The 2008 financial crisis underlined the interconnected nature of the financial system, which significantly contributed to spreading stress through the system. Financial institutions are linked to each other through multiple contracts, such as loans, stock and bond holdings, derivative contracts as well as through holdings of common assets. When a market shock hits a financial institution, losses suffered by this firm may spread to others connected to it; the latter in turn may transmit this shock to their counterparties, and so on. There are several channels through which an initial shock is propagated and amplified.
All these channels were present to differing extents during the recent crisis and played a role in the amplification of initial shocks. In response to these risks, public authorities have implemented macroprudential instruments that aim to monitor risks related to financial interconnections, improve the resilience of the financial system and mitigate channels of shock amplification.

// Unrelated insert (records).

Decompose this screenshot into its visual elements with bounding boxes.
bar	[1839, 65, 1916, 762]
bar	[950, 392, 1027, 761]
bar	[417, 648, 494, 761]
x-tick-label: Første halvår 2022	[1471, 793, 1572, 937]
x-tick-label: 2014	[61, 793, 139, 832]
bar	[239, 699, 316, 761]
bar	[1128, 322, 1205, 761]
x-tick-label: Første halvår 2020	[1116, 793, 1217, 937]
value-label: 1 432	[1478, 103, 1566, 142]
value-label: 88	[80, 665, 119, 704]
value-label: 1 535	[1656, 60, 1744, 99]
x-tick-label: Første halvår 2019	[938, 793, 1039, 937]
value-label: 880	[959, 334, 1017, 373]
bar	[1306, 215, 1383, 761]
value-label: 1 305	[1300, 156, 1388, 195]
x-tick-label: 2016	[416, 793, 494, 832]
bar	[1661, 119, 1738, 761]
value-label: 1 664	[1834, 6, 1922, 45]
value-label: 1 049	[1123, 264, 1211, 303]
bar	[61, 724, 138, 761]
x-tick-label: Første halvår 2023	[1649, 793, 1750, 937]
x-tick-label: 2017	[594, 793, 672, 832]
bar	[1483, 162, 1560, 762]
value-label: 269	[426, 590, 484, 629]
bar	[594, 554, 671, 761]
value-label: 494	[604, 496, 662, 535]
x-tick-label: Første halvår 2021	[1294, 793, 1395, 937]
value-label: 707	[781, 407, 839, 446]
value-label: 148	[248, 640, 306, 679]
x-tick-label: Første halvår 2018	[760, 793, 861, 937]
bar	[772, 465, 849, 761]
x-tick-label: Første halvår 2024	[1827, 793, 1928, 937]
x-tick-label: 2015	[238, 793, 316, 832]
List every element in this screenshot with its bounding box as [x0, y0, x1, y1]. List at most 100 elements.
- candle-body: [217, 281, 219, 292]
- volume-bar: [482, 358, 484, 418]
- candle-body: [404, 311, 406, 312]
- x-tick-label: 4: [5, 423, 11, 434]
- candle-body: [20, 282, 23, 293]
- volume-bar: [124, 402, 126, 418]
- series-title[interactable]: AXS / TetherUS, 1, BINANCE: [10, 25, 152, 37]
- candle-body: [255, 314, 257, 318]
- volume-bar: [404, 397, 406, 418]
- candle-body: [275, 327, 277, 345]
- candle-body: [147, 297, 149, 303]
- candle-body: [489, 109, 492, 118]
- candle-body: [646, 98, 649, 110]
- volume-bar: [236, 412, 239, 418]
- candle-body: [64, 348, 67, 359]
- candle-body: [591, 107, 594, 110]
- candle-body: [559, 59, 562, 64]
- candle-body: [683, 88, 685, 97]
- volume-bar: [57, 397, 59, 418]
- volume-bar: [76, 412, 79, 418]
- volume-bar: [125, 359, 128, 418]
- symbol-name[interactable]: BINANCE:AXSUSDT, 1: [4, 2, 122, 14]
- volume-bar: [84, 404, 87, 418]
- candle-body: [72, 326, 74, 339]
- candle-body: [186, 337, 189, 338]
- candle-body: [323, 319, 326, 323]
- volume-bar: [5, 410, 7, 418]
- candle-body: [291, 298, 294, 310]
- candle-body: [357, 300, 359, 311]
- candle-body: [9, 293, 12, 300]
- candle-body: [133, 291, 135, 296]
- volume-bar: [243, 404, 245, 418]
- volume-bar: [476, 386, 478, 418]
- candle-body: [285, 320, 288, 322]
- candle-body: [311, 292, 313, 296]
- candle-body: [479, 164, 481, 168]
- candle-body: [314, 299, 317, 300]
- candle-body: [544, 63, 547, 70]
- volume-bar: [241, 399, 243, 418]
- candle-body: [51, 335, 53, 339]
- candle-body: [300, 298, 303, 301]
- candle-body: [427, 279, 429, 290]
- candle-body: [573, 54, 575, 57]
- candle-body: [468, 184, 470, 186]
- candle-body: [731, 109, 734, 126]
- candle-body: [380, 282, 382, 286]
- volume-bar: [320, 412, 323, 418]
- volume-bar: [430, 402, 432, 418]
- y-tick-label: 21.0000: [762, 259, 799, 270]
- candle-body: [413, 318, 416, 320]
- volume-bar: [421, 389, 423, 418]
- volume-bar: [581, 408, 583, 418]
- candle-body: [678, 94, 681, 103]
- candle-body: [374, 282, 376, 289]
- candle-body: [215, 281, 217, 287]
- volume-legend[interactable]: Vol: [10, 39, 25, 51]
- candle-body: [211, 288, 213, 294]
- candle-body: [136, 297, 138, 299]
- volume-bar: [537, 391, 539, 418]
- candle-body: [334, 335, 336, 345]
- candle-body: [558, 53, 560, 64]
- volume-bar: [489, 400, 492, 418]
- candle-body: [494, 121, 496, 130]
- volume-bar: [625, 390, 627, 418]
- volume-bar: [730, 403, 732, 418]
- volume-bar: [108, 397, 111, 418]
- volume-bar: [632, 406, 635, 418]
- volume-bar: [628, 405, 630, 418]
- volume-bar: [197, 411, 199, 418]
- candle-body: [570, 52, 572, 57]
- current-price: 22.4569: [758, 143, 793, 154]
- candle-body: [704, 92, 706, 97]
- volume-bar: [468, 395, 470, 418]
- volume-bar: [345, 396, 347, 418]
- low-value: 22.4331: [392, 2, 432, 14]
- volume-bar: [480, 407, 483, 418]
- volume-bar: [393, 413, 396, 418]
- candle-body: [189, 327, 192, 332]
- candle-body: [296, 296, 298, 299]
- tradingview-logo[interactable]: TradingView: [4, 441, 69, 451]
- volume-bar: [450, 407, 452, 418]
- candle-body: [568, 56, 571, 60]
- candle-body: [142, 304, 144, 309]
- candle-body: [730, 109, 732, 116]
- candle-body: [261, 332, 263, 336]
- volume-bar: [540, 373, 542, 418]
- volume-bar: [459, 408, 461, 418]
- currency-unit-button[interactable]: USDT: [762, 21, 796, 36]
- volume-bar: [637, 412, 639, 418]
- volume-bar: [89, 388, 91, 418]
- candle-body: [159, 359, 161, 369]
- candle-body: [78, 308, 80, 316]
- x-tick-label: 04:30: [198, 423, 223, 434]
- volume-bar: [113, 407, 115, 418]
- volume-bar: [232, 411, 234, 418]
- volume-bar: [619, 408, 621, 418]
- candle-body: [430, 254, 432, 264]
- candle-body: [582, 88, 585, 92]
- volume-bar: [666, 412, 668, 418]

1. Shock propagation between financial institutions
Shock transmission mechanisms
A stylised balance sheet displays the links between institutions in order to better understand the shock transmission mechanisms. On its asset side, a bank has assets external to the interbank system and interbank short‑ and long‑term assets. External assets correspond to marketable securities, which can be traded on the secondary market, such as sovereign bonds, stocks and bonds of non‑financial corporations, and non‑marketable assets, such as loans to households and firms. Interbank assets correspond to loans and security holdings (bonds, stocks, etc.) issued through financial institutions. The liability side has a similar structure with external liabilities that correspond to obligations to non‑financial entities, such as deposits. The difference between assets and liabilities is equity.
The first transmission channel is direct exposure or solvency cascades: this can occur in two ways. First, banks exposed to their defaulted counterparty through long‑term loans suffer a loss equal to their exposure amount corrected by a recovery rate. Second, falls in the price of securities (stocks and bonds issued by banks) may affect other banks via their direct exposure: for example, if bank A directly holds stocks (or bonds) issued by bank B. In this case, banks may suffer losses even in the absence of counterparty default as a result of the fall in the price of these marked‑to‑market securities. These loans and cross‑holdings of marketable securities are classified as interbank assets in the balance sheet above.